Frank fand nur mühsam aus dem Schlaf. Erst konnte er das Geräusch nicht zuordnen, aber dann erkannte er es. Die Türklingel. Welcher Idiot klingelt um- wie spät war es eigentlich? Er suchte im Dunkeln verschlafen die Leuchtziffern des Weckers. Halb vier. Er tastete im Bett neben sich nach Ida, aber der Platz war leer. Ach ja, Ida war bei Stefan und Dörte auf dem Geburtstag. War wohl nett, wenn sie um halb vier noch nicht zu Hause war. Er stieg aus dem Bett und lief nach unten. Hendrik jammerte leise im Kinderzimmer, der Kleine war vom Klang der Türglocke aufgewacht. Na warte, du Arschloch, dachte er und riss die Haustür auf, bereit, den Störenfried anzubrüllen. Draußen standen zwei Polizisten und eine Frau im Wintermantel. Die beiden Männer waren kaum älter als zwanzig, ihre Uniformmützen wirkten zu groß für die jugendlichen Gesichter. Die Frau war Mitte vierzig, stark geschminkt, trug rot gefärbte Haare und eine schwarze Hornbrille. Der eine der beiden Polizisten sah ihn verlegen an.

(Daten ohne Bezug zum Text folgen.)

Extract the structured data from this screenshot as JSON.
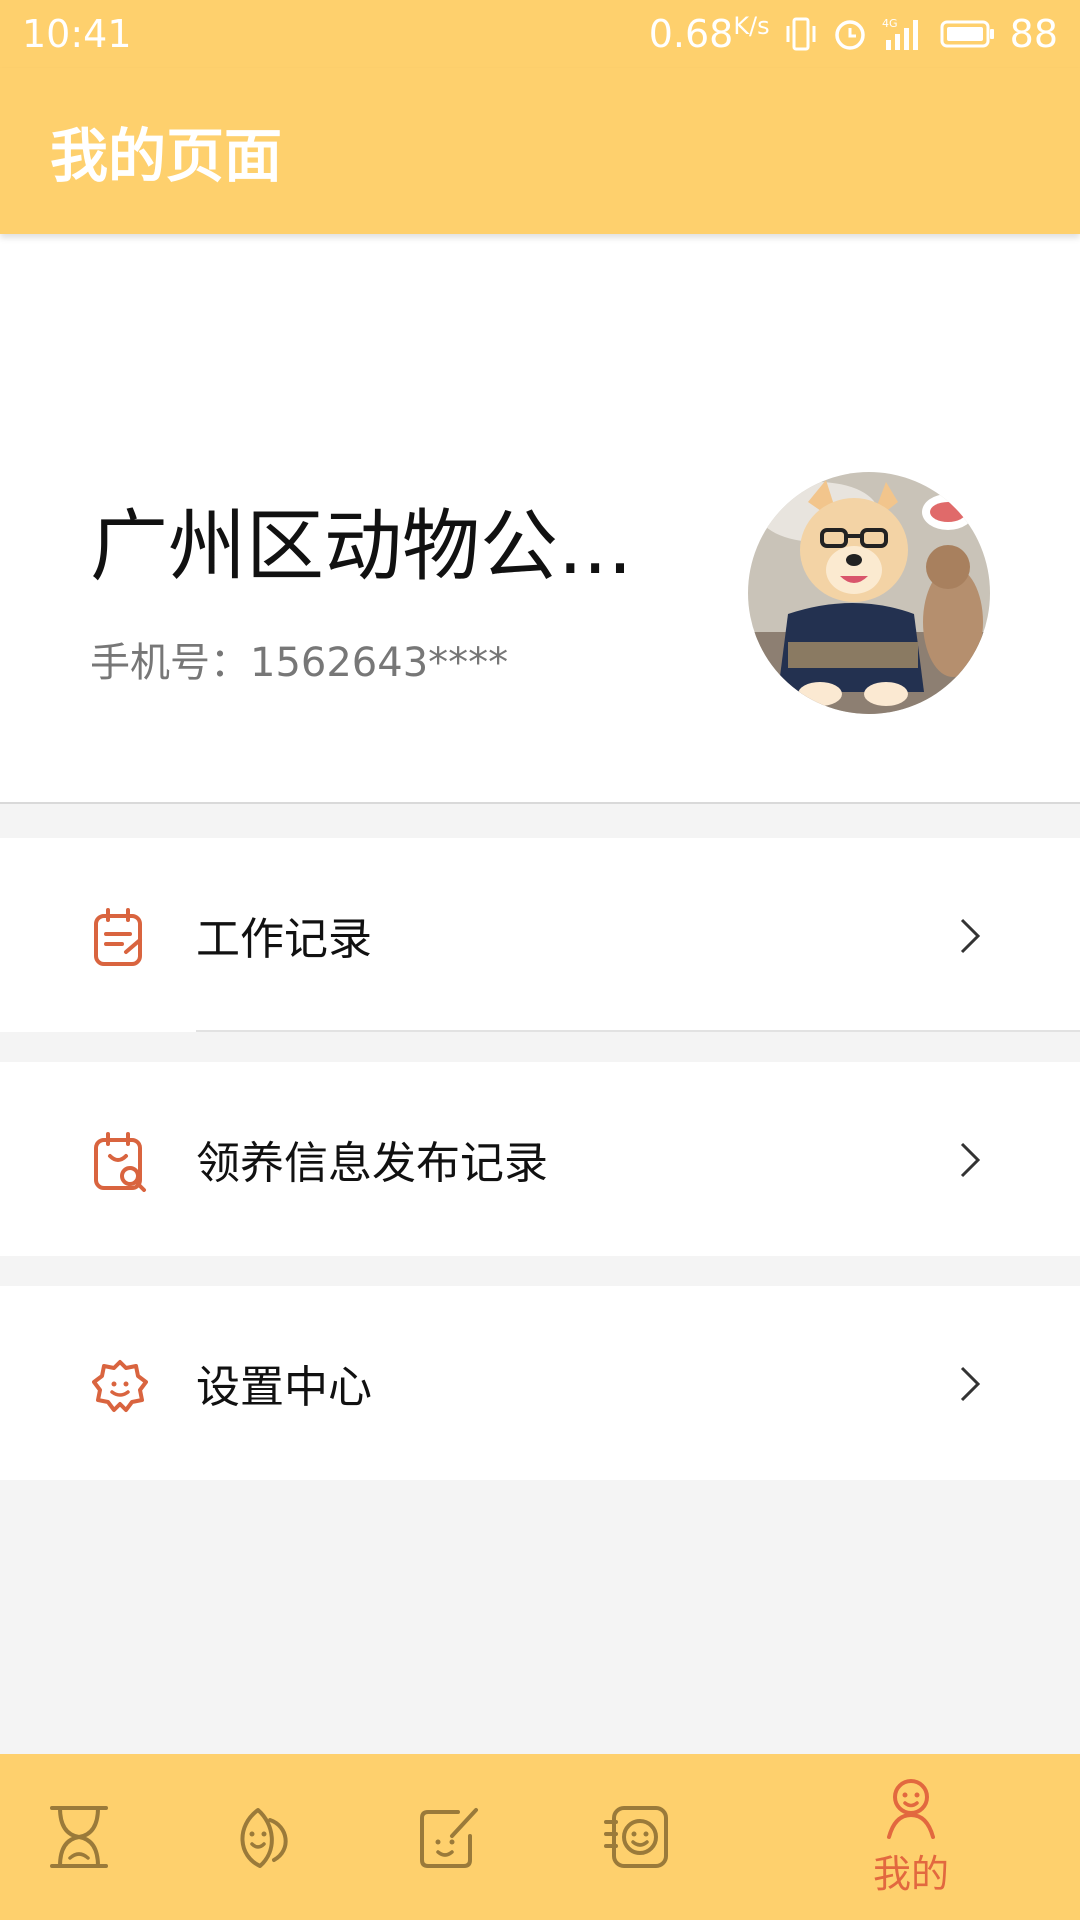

„Herr Kramer, entschuldigen Sie bitte die Störung, dürfen wir einen Moment hereinkommen?“
Ida hatte keine Schuld getroffen. Sie war auf dem Rückweg von der Party frontal mit einem BMW zusammengestoßen. Der Fahrer hatte getrunken, und war mit über 120 auf die Gegenfahrbahn geraten. Er und seine Frau waren mit Knochenbrüchen und leichten Schnittverletzungen davongekommen. Ida war sofort tot gewesen. Und Frank wäre wahrscheinlich auch tot, wenn er nicht einen Migräneanfall bekommen und Ida allein zur Party geschickt hätte. Später erinnerte sich Frank nur noch mühsam an diese Nacht und die Wochen danach. Die Psychologin, deren Namen er vergessen hatte, hatte ihm ein Beruhigungsmittel verabreicht und Susanne angerufen, die sich um die Kinder kümmern sollte.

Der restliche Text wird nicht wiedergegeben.